Supercomputer drives Aussie research priorities: Carr

Government Tech Policy

The Commonwealth has tipped $26 million into a new supercomputer project at the Australian National University that could ultimately be used to crank through the massive volumes of data generated by the Square Kilometre Array project.

Science Minister Kim Carr said the funding was a part $130 million allocated this financial year to the National Computational Infrastructure initiative. In addition to the NCI national facility at the ANU, $80 million has already been ear-marked for the Pawsey High Performance Computing Centre for Square Kilometre Array Science to be built in Perth.

Senator Carr said in conjunction with other high-end computational resources the new ANU facility would be used in research projects looking at change modeling, earth systems science, water research, and other data-intensive studies.

It would also support high-end research in disciplines including nanotechnology, biotechnology, geo informatics, engineering, atomic physics, chemistry, and mineralogy, he said.

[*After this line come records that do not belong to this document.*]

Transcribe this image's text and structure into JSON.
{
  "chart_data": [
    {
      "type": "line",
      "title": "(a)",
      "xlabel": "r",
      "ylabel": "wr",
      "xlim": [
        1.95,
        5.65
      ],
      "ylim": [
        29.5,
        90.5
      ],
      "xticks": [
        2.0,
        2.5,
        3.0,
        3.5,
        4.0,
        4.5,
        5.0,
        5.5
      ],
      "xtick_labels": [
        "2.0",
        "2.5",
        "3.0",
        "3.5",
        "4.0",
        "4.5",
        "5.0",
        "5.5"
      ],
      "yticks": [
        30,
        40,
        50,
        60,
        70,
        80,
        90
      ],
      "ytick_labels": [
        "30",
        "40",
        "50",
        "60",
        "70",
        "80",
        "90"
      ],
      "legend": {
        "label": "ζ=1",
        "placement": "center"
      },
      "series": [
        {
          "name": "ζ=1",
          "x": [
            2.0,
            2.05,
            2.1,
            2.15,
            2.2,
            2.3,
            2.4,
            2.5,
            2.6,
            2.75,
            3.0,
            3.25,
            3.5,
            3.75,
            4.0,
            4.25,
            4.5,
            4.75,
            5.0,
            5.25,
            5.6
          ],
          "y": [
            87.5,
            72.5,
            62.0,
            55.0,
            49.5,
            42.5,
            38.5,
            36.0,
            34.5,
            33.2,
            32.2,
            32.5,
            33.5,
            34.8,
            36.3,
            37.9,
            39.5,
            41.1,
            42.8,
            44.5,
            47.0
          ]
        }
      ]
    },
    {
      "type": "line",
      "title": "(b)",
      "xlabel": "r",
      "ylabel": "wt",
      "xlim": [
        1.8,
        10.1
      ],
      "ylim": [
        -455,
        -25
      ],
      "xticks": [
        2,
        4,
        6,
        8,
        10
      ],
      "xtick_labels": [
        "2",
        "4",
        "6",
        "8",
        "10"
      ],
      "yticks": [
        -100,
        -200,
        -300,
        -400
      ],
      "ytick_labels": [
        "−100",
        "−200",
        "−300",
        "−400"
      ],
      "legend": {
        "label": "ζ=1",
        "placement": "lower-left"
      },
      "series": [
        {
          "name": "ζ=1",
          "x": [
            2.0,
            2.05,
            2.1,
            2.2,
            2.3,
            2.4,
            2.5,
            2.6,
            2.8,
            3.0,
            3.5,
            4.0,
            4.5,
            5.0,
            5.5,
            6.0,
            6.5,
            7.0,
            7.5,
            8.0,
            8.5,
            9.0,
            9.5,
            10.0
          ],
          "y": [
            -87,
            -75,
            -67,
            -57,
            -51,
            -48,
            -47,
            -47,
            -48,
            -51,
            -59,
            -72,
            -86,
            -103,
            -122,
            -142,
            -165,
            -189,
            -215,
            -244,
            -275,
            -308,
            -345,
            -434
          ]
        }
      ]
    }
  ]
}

"Capturing, managing, analysing and visualising data is now core business for all scientists – including social scientists – whether their field is human health or astronomy, nanotechnology or climate change, linguistics or economics," Senator Carr told ANU scientists at a function in Canberra today.

When the new system is up and running in January next year, it would provide a ten-fold increase in performance over the machine it replaces.

"Australia's best researchers – in disciplines ranging from astronomy and physics, to climate research, social science and engineering – will benefit from access to a truly world-class supercomputer," Senator Carr said.

"The new supercomputer will allow researchers to test ideas using computer simulations that would not be possible to test in the lab, and enable the construction of complex models that just cannot be developed without these facilities."

The NCI national facility would be available to the broadest range of NCI collaborators, including the Bureau of Meteorology, CSIRO, and the ANU.

Senator Carr said the Commonwealth was establishing a national supercomputing and data storage backbone for researchers.

By the time it is operational, the new ANU supercomputer will be the fourth generation of equipment deployed at the facility in the past decade.

"This is a measure of just how rapidly information and communication technology is advancing – Moore’s law suggests that capacity doubles every two years." Senator Carr said.